Tanin, following Alred’s plan, keeping everyone together as they escaped. It hadn’t been easy. They were all strong-willed, hardened criminals. Convincing them to follow his rules had been a test in patience and his own strength. Sometimes daily. They had agreed to work with him, but their unerring loyalty had been fought and won slowly over time. And every day since.

“I was the one who chose to make us a delivery company,” he said, finishing the story he was relaying to Garnet – cutting out a lot of the death that occurred along the way. His rule about killing only with permission had been in effect since the beginning, but he had been a lot more lenient about giving that permission back then. Anything to progress their goals. At least until they escaped and made it away from that place. “I’m the one who set up everything. This ship, our licenses, everything is under my name because my name is the only one that is still real. It’s what keeps us together even now.”

Garnet had been listening to him talk without a word. Watching him without a single change in her expression, so completely focused, she seemed to even stop blinking.

But as he finished the story, she cocked her head and said simply-

“And you’re friends.”

He frowned at her. “We’re not friends.”

She snickered, giving him a look like he’d just said something foolish. “You don’t think so?”

“It’s not a word I would use.”

She laughed, shaking her head. “Okay. Let’s go with that for now. So, if you’re not friends, what are you?”

He thought about it for a moment before saying, “A gang. I suppose.”

“That’s what you’d be on Rik-Vane. Is that what you are here?”

“No. We’re a crew out here. We’re closer than family, in that way. Trust is hard won, but we have it amongst each other. That’s not something we will ever surrender. They’ve been following me because I gave them promises that I’ve always kept. And we remain together because we are the only ones we know we can trust. In a way, they’re dependent on me. But I am also dependent on them. I need them to keep our freedom. And they’re relying on me to guide them into our future.”

“Your future?”

“Yes.” He reached up, stroking her face. “My future.”

She leaned into his touch, barely smiling. “You’ve come a long way, huh?”

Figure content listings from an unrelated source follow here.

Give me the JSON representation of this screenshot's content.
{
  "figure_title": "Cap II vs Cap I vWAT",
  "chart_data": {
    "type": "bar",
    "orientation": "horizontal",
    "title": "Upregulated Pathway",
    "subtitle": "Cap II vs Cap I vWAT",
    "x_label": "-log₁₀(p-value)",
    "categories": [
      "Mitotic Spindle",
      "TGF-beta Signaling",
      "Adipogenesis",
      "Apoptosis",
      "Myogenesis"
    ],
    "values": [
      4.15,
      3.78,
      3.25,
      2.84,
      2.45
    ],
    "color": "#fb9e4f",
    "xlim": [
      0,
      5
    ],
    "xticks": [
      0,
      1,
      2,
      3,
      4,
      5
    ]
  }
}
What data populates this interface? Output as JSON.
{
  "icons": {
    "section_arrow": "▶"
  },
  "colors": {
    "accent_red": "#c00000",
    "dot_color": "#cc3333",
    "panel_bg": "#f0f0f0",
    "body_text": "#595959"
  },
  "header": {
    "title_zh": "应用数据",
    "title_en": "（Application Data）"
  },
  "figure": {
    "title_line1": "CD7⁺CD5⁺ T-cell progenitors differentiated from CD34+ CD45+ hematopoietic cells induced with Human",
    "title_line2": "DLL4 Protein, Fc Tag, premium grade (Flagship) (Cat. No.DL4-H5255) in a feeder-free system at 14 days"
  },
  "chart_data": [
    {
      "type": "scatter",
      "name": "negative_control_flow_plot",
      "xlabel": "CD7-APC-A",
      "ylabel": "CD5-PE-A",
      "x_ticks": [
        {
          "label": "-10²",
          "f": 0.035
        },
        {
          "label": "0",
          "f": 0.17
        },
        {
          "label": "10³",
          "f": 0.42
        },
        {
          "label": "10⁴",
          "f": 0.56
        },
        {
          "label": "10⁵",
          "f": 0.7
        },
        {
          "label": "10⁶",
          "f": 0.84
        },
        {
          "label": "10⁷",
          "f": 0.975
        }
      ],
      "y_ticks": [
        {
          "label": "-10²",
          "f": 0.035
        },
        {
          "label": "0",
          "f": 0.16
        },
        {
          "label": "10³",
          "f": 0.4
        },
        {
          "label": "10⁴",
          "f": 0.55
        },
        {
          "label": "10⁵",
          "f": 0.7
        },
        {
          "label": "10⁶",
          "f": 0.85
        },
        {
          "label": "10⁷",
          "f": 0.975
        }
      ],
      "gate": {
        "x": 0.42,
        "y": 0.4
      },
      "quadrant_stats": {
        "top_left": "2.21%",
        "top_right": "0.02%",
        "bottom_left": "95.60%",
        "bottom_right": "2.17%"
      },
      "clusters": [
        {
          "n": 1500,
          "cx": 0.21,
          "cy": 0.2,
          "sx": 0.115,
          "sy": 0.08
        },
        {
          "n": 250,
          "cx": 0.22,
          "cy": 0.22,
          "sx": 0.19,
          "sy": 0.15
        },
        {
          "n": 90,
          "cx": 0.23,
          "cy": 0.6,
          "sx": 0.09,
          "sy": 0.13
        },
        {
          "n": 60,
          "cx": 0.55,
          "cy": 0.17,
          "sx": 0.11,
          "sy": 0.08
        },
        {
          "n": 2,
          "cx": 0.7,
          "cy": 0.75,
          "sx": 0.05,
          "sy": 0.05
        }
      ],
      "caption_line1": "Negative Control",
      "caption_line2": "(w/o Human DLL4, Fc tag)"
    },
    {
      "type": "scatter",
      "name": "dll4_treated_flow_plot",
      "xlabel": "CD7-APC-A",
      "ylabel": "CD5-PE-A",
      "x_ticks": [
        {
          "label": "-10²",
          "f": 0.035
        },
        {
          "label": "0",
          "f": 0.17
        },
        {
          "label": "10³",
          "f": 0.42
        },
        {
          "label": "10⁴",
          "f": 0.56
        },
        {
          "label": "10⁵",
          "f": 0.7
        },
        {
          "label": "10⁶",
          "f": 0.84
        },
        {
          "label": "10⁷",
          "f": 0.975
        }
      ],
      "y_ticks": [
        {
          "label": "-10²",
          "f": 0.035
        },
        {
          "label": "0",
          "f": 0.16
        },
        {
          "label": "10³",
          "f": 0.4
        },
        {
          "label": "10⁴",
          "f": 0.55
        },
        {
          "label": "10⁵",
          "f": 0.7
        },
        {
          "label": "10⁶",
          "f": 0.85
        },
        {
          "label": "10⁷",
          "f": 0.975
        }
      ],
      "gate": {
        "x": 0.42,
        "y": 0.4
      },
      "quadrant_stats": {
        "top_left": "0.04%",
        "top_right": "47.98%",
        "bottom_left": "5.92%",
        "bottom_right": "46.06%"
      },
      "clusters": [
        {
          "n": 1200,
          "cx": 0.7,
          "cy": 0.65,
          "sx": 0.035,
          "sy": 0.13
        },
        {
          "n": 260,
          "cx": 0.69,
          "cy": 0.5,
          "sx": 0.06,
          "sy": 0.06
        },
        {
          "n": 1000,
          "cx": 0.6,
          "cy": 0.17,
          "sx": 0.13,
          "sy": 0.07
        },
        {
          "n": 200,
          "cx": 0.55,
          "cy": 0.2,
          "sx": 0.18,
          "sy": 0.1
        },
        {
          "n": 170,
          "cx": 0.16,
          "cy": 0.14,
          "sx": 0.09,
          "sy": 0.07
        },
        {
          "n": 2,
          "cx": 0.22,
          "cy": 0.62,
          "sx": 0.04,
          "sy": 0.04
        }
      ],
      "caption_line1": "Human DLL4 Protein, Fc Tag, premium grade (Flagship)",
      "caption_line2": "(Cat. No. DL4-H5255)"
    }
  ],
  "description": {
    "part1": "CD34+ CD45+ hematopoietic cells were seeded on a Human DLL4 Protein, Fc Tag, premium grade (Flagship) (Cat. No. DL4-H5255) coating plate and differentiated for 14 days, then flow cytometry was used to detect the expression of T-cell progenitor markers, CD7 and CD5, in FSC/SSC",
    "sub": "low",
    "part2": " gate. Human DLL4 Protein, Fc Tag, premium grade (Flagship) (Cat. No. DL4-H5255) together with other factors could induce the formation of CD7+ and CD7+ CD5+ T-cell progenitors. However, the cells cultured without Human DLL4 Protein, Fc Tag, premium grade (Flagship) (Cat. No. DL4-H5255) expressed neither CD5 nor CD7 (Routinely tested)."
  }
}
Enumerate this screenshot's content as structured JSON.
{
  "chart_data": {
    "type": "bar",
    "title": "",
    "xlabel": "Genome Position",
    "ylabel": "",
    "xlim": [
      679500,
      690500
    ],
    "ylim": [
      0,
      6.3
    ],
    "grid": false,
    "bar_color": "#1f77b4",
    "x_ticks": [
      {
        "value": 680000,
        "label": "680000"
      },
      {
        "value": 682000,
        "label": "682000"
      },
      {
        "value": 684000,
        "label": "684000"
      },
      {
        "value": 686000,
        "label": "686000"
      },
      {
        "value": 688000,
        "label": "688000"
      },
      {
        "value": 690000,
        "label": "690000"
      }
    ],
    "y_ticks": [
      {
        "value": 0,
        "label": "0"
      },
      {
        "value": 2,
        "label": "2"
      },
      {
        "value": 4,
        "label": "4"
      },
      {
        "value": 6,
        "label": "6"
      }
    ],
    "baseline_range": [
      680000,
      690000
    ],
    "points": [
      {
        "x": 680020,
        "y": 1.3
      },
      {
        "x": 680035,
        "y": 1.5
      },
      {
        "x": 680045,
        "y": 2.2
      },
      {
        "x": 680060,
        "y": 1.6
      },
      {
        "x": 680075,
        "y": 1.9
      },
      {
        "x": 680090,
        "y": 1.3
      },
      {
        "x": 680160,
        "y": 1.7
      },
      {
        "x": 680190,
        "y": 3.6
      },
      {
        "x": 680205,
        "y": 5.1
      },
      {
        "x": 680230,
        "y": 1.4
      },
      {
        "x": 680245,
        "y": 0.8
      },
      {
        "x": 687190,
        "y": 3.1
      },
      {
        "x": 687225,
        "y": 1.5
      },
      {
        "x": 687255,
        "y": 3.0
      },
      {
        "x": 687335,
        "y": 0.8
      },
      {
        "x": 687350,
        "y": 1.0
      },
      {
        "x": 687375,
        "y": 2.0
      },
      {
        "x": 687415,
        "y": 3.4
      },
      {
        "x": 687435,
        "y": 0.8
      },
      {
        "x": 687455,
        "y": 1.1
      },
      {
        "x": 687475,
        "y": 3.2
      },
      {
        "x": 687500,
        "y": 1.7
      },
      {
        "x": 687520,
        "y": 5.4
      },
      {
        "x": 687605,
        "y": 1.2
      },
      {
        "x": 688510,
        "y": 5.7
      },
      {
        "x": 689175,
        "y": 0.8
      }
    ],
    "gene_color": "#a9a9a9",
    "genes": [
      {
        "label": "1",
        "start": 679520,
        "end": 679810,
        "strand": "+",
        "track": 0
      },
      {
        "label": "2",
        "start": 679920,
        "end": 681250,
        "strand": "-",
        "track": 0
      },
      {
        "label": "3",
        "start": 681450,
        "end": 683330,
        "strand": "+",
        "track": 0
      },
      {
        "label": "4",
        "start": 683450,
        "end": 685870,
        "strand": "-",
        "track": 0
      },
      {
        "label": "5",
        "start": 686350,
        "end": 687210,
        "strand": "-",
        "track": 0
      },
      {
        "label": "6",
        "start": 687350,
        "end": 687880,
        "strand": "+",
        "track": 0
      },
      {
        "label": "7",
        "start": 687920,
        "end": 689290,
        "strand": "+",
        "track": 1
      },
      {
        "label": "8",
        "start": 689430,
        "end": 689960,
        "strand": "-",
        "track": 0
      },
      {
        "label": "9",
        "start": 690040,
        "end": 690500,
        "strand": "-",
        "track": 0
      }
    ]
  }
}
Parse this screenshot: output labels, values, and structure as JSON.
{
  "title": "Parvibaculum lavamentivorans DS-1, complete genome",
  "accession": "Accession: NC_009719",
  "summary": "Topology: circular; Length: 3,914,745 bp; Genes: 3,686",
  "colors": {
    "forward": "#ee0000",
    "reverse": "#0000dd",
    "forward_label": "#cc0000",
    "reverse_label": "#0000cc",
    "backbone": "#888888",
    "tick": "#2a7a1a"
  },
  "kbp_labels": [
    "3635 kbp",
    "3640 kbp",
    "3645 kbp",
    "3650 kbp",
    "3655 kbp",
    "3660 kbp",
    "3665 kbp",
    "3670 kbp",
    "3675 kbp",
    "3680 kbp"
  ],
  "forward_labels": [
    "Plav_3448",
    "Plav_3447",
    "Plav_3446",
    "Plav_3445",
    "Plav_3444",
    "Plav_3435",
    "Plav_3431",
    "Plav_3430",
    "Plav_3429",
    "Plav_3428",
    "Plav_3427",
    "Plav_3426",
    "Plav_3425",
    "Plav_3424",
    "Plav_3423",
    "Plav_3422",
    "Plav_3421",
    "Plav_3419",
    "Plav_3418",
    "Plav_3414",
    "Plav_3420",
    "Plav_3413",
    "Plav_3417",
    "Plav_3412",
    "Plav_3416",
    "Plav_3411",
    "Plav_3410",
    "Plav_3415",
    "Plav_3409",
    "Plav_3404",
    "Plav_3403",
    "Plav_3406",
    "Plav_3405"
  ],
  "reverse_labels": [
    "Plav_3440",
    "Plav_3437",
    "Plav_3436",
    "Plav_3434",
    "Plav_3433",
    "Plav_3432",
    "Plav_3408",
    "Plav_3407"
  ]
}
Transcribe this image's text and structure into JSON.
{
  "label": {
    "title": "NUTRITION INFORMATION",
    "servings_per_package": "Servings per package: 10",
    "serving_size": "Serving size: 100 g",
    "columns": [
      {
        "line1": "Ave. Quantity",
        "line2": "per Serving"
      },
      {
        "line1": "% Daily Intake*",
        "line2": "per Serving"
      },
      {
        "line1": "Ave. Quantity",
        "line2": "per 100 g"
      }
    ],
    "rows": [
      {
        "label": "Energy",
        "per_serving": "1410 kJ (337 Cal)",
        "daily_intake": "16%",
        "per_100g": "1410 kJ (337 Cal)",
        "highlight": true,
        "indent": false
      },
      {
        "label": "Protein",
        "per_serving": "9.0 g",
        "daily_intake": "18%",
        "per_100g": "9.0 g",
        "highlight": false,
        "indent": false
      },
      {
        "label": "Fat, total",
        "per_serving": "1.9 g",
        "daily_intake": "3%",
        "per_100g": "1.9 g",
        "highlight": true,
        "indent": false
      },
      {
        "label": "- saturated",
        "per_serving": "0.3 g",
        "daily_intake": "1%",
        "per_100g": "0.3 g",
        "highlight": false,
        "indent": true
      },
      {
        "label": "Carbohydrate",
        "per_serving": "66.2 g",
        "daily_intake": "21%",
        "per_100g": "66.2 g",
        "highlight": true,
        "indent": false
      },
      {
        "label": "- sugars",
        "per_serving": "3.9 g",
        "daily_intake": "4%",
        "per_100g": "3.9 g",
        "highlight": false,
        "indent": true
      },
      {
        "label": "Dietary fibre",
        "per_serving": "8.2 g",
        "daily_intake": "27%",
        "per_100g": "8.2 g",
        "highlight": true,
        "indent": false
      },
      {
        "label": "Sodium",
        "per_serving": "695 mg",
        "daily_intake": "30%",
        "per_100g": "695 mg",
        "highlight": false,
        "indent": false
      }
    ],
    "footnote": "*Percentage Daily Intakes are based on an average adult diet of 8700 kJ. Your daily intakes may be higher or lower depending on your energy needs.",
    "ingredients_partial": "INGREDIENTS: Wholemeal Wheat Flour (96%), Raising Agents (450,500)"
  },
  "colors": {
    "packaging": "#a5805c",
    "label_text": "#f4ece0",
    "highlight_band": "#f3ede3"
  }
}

“Doesn’t seem far enough sometimes.” He brushed his fingers back through her hair. So soft. “But yes. I think we’ve risen far enough above it that we can have more.”

“Like what?”

“Like a mate.” He ran a hand down her chest, pressing against her heart. “Like young.” He kept going, pressing his hand against her belly.

“Tanin…” She shivered but leaned into his touch. “You… I mean, do you really want me?”

“You’re asking this now?” He asked, smirking.

“You know what I mean,” she chuckled, cheeks delightfully pink. “I mean, permanently. You’re asking me for forever, aren’t you?”

“I’m not one to go back on my word. If I make a commitment, I stick to it. I’ve decided I want you.”